Last Name: Prentice Organization: Immune Deficiency Foundation Locality: Virginia Beach

Comments Document

Dear Chair Sickles, Vice Chair Tran and Honorable Committee Members, On behalf of the Immune Deficiency Foundation (IDF), and the community affected by primary immunodeficiency (PI) in the Commonwealth of Virginia, I write to you to provide comments and express support to HB1782. This legislation would require Virginia to screen newborn children for any disorder on the federal Recommended Uniform Screening Panel (or RUSP). IDF is dedicated to improving the diagnosis, treatment, and quality of life of people impacted by PI by fostering a community empowered by advocacy, education, and research.

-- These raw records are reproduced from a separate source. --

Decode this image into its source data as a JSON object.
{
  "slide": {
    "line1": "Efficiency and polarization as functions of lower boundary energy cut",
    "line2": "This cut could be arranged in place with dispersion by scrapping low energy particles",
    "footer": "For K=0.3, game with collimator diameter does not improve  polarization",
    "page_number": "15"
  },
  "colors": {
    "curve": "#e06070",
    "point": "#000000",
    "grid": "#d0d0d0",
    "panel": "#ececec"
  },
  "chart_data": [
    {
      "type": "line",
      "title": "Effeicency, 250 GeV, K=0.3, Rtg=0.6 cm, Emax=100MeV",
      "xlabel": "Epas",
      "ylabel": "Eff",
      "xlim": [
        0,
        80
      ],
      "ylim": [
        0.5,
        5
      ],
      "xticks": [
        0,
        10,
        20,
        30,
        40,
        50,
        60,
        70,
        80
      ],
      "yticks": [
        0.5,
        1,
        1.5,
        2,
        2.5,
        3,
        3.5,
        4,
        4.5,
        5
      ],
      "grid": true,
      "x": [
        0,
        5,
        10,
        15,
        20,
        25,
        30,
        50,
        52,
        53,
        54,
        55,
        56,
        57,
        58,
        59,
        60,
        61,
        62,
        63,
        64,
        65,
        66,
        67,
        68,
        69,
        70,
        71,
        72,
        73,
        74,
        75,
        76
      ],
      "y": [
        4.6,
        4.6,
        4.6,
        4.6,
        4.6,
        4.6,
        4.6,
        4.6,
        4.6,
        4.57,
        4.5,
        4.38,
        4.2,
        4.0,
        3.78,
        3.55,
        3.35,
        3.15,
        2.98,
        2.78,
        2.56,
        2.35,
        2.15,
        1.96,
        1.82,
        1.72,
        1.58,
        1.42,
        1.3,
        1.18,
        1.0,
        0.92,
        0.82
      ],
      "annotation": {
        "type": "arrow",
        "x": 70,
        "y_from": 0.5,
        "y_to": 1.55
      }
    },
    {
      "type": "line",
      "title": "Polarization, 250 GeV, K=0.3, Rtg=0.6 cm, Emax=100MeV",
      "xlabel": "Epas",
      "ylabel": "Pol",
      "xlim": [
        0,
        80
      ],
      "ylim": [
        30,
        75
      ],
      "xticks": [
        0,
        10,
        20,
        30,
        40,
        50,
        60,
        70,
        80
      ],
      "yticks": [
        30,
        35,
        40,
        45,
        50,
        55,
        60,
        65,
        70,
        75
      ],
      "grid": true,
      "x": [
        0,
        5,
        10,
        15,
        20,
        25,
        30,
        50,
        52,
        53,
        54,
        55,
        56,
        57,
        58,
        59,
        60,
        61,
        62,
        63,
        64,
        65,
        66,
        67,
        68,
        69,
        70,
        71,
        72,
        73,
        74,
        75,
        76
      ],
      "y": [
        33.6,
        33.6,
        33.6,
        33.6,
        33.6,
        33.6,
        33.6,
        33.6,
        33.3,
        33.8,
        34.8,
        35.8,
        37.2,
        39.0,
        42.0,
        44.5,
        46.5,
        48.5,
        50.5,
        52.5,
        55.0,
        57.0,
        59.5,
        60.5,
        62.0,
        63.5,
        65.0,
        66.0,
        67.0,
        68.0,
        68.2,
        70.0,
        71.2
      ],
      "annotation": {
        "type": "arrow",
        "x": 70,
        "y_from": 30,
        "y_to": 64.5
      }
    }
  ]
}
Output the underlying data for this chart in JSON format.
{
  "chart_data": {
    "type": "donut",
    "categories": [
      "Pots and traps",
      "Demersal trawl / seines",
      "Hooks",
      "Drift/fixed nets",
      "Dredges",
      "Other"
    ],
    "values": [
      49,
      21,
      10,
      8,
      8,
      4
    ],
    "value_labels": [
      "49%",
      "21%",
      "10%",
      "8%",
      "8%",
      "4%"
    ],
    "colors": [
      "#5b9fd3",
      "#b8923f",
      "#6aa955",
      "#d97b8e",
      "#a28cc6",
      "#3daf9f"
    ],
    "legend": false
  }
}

Individuals with PI have one of the over 450 rare disorders in which a person’s immune system fails to function properly because of genetic or intrinsic defects. They are highly susceptible to recurrent, persistent, and severe infections, which, without treatment, can lead to organ damage and often require significant interventions and hospitalization. Fortunately, most people with PI can live healthy, productive lives if they receive lifelong immunoglobulin replacement therapy, an innovative and lifesaving therapy derived from donated plasma. Severe combined immunodeficiency (SCID) is one of the most severe types of PI. A child born with SCID completely lacks a functional immune system and is extremely vulnerable to severe and life-threating infections. Without treatment, these children typically do not survive past two years of age. Critical to early treatment is the newborn screening blood test that supports diagnosis. If a child with SCID is diagnosed and treated within the first few months of life, their long-term survival rate is more than 90%. Thanks to newborn screening for SCID in all fifty states, most children with SCID are diagnosed before they develop health problems. SCID is just one of the conditions on the RUSP and innovative technology will allow for screening of more diseases in the coming years. We urge you to support HB 1782 to ensure that as new diagnoses are added to the RUSP, Virginia will have the resources and planning in place to ensure that babies born in the commonwealth will be screened for these conditions. Matthew Prentice, Director of State Policy with the Immune Deficiency Foundation.